「一回、ちゃんと腹割って話しません?」
合宿の話を出したのは、そんな流れだった。
ここまで色んな話が動いていた。
出店。
一般公募。
怪談ライブ。
会議もしている。
個別でも話している。
でも、どうしても“点”のままだった。
話す時間が足りない。
もっと正確に言えば、
“祭りの話だけをする時間”が足りなかった。
だから、合宿をやることにした。
場所は、メンバーが所有している古民家。
正直、どれくらい人が来るかは分からなかった。
「まぁ数人でも話せればいいか」
最初は、そのくらいの感覚だった。
でも、当日になると、思ったより人が集まった。
車が一台ずつ入ってくる。
「お疲れ様ですー」
そんな声が飛び交う。
古民家の庭では、すでに炭の準備が始まっていた。
肉を運ぶ人。
酒を並べる人。
タープを張る人。
その横では、すでに祭りの話が始まっている。
「怪談ライブ、マジでやるんすね」
「いや、出店側どうなるんです?」
「一般公募、まだちょっと怖いっす」
笑いながら話しているのに、内容はかなり真面目だった。
ただ、不思議と空気は重くない。
会議室で話すのとは、全然違った。
途中から、もう何の話をしているのか分からなくなる。
七夕の話をしていたと思ったら、
「来年度こういうことやりたいんですよね」
別の話題が始まる。
また別の場所では、
「YEGってもっとこうした方がよくないです?」
そんな話で盛り上がっている。
祭りだけじゃない。
みんな、それぞれ色んなことを考えている。
その話が、酒を飲みながら自然に混ざっていく。
それが妙に良かった。
夜が深くなるにつれて、人の距離も変わっていった。
最初は探り探りだった人たちが、少しずつ本音を出し始める。
「正直、最初かなり不安でした」
「いや、俺もっすよ」
そんな会話が普通に出る。
炭火の前。
紙皿と空き缶だらけのテーブル。
遠くでは誰かが笑っている。
その空気の中で、ずっと考えていたことがあった。
——出店、誰に任せるか。
ここまで一番反応していた人がいた。
「それ本当に大丈夫なんですか?」
「既存の人たち納得します?」
出店の話になるたび、必ず止まる。
でも途中から分かってきた。
反対しているというより、“思いが強い”。
祭りを雑に扱われたくない。
出店を軽く見られたくない。
だからこそ、止まる。
しかも、その人はYEGの大先輩だった。
現場も知っている。
人も知っている。
祭りの空気も知っている。
だったら、もう逆に任せた方がいい。
その方が、この施策は強くなる。
「正直、怪談ライブ側で手いっぱいなんですよね」
紙コップを持ったまま、そう切り出した。
「出店側の取り仕切り、お願いできませんか?」
少し間が空く。
でも、思ったよりずっと自然だった。
「わかった。
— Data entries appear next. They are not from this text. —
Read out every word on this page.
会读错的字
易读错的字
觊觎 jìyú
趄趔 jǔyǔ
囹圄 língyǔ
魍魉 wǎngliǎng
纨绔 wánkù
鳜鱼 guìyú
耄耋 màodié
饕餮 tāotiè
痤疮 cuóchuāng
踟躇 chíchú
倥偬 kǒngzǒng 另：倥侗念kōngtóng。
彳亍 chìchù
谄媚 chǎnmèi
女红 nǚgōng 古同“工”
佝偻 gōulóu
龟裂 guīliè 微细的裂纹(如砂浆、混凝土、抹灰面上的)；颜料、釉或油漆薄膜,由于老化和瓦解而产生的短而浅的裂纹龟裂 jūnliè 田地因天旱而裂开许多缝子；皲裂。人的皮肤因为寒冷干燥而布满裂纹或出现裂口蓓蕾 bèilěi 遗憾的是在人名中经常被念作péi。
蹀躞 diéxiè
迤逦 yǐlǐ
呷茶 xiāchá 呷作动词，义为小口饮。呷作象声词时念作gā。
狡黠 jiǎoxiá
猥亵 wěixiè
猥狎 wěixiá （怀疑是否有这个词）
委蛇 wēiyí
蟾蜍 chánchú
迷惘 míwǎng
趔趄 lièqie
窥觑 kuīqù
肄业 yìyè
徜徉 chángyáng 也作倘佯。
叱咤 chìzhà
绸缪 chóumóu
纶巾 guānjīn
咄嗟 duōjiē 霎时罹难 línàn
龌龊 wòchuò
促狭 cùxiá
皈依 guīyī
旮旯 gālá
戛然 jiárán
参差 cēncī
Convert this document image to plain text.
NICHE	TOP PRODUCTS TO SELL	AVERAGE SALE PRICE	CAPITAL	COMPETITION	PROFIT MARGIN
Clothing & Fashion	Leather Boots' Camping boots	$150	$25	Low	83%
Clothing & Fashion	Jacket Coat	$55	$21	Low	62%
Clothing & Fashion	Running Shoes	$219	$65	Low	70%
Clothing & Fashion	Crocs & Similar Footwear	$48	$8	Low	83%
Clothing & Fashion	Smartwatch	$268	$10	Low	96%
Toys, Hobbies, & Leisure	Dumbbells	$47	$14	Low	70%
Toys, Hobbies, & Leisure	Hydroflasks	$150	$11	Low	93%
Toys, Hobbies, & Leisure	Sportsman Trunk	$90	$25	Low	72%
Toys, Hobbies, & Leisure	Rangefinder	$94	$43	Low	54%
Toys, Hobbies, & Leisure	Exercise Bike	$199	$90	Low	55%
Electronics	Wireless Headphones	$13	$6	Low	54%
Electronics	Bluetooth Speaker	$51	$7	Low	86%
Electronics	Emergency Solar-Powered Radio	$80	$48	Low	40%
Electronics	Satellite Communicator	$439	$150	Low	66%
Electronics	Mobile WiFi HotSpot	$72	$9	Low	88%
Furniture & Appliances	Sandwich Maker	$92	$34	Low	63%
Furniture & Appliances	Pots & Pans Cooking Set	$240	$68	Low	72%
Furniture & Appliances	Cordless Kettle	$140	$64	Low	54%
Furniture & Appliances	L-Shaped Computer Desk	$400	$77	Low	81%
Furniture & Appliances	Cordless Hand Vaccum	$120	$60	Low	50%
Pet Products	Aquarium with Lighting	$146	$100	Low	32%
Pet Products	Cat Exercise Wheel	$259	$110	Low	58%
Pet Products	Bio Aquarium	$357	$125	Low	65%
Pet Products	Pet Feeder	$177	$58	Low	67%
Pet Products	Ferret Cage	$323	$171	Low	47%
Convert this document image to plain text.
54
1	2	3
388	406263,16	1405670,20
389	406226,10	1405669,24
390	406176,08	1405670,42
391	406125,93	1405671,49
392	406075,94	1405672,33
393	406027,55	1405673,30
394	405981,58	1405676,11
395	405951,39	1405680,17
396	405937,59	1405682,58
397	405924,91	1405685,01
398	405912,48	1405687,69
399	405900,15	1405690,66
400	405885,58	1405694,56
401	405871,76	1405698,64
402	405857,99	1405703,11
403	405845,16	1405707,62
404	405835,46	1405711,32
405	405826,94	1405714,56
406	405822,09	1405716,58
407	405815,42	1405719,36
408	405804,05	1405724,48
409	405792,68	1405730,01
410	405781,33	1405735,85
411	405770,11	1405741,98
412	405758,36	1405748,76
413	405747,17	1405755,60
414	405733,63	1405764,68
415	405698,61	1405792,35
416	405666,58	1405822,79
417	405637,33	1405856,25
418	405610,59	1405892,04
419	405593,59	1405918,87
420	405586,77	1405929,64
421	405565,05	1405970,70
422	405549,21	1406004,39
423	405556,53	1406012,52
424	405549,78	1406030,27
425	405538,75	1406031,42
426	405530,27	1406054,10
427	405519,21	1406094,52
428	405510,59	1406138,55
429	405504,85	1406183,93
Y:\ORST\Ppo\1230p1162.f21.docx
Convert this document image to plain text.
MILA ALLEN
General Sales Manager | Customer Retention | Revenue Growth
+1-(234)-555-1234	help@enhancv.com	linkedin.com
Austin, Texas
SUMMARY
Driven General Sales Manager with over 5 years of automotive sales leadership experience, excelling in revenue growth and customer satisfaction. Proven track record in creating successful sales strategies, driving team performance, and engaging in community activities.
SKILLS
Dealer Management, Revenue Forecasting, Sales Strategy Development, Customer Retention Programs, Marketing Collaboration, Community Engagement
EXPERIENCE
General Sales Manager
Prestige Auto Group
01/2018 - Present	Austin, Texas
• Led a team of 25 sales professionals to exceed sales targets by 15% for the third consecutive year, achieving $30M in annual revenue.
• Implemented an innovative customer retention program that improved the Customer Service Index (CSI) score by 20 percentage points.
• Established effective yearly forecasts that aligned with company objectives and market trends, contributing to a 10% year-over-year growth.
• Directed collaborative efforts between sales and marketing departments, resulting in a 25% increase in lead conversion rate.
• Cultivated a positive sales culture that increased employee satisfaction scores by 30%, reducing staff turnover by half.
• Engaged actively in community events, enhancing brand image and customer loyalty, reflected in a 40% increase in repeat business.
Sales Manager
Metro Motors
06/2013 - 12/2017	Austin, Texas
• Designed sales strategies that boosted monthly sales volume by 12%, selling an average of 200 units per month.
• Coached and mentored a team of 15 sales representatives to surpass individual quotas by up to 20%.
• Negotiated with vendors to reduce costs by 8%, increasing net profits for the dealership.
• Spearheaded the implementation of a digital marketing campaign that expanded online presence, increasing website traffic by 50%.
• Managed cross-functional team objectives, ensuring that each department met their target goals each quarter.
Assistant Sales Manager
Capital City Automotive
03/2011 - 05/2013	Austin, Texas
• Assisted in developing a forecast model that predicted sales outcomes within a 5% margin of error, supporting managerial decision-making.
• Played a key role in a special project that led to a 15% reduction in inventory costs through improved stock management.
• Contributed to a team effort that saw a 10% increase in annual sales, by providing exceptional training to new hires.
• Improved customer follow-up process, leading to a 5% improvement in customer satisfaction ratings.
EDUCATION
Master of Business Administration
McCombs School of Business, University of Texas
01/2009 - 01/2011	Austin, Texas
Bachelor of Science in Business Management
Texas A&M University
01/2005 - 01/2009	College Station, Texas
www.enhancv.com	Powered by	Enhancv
いいよ」
返事は一瞬だった。
周りから「え、マジですか?」みたいな声が上がる。
でも、その瞬間に空気が変わった。
あぁ、多分ここでチームになったんだと思う。
賛成してる人を責任者にするのは簡単だ。
でも今回は、一番真剣に怖がっていた人を前に出した。
だから、多分強い。
合宿が終わる頃には、空が少し白くなっていた。
眠そうな顔で片付けをしながら、誰かが言う。
「これ、毎月やりたくないです?」
周りが笑う。
「いや、でも分かるな」
その空気を見ながら、少し思った。
会議室では作れなかったものが、ここにはあった。